Sepulveda, David January 2012 (has links)
This dissertation addresses the different ways in which Americans define citizenship and nationhood and the associated implications for politics and political rhetoric. I argue that the contesting of the national identity--the ways in which a given image of the United Sates is privileged over other images of the nation--is central to the ideological divisions of the United States today. The dissertation begins by examining existing scholarship on the nature of ideological divisions and arguments in contemporary US politics, and the survey demonstrates that each of these approaches tells us a great deal about how certain individual factors influence ideological arguments, but these insights tend to come at the cost of minimizing the roles played by extremely powerful societal forces like race, ethnicity, gender, religion, and sexual orientation. I propose, therefore, a view of the left-center-right political spectrum in the United States as a spectrum based on competing--and sometimes overlapping--nationalist ideologies, with opposing groups competing for control of the state agencies that sustain and diffuse the national high culture.
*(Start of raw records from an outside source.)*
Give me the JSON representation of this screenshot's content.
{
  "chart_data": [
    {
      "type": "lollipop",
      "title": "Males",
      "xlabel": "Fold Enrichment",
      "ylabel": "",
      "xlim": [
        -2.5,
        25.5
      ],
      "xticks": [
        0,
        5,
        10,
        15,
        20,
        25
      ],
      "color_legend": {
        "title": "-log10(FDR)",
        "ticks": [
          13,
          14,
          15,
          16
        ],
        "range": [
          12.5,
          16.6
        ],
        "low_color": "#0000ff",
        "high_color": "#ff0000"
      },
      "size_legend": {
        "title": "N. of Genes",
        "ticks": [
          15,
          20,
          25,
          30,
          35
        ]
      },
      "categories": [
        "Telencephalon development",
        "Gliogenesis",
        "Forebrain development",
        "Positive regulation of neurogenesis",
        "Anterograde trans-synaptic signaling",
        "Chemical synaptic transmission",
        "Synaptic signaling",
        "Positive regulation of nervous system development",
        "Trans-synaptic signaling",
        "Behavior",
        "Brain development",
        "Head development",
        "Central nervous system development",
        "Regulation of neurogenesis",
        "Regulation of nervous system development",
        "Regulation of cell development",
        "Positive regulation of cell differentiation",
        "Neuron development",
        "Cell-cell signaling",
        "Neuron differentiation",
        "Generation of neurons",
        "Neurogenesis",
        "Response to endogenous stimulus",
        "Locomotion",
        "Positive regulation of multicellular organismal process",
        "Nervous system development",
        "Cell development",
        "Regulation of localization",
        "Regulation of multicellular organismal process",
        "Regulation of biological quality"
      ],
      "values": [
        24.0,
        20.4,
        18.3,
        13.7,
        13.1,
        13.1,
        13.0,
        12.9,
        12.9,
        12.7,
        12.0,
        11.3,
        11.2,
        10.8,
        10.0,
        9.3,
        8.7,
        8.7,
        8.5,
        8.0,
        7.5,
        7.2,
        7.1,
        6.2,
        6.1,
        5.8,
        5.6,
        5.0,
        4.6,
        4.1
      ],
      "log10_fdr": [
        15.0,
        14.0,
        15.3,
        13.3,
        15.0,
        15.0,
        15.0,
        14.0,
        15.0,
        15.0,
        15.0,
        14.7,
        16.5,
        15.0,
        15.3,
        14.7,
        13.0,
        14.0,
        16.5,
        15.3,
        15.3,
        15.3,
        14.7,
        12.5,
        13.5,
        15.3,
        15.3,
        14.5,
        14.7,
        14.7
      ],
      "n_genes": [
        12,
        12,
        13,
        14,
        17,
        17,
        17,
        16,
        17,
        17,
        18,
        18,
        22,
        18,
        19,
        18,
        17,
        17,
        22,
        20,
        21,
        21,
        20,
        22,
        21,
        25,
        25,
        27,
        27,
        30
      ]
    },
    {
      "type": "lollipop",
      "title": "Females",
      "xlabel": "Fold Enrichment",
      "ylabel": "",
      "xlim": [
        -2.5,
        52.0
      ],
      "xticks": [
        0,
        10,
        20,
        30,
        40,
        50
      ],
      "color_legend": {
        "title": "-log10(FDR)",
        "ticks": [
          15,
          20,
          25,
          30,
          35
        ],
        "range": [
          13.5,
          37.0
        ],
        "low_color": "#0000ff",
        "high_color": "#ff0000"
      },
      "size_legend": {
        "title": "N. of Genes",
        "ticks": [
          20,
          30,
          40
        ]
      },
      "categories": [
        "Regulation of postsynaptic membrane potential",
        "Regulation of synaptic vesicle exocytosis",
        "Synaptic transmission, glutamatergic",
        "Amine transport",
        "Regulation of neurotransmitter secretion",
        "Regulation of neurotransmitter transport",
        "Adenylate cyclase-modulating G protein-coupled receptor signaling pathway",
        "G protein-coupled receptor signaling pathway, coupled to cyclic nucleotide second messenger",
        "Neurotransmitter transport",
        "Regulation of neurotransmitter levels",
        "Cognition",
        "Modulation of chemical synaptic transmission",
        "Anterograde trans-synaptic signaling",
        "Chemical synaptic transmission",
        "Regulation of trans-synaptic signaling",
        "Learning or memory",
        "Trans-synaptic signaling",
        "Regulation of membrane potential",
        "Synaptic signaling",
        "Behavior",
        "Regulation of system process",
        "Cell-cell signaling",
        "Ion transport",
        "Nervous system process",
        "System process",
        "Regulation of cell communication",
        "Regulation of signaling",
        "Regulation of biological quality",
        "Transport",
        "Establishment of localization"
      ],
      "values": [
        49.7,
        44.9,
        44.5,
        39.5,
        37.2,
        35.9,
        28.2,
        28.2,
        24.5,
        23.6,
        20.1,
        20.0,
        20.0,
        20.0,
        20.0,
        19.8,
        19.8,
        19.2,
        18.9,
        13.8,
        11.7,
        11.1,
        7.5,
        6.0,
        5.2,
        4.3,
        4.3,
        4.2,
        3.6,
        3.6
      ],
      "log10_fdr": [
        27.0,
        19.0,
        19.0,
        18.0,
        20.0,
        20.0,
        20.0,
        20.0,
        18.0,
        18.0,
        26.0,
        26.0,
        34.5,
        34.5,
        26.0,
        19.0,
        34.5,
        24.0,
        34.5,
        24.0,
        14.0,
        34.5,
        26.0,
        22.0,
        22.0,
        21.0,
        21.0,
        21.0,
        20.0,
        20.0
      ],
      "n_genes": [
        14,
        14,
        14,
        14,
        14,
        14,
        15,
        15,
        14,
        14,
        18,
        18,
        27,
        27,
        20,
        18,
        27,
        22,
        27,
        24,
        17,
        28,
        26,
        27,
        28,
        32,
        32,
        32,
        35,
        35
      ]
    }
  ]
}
According to this view, individuals define their position in the ideological spectrum based on whom they culturally identify with, and practitioners of political rhetoric would benefit from identifying the culture of their ideology with the American "mainstream." Toward this end, the dissertation draws on nationalism theory to establish a theory to examine how competing national identities are contested both in political rhetoric and in popular media that is not explicitly political. The dissertation then concludes by identifying rhetorical strategies that have been effective at crossing ideological lines in the past and proposing new strategies that can be effective at crossing ideological lines in the future.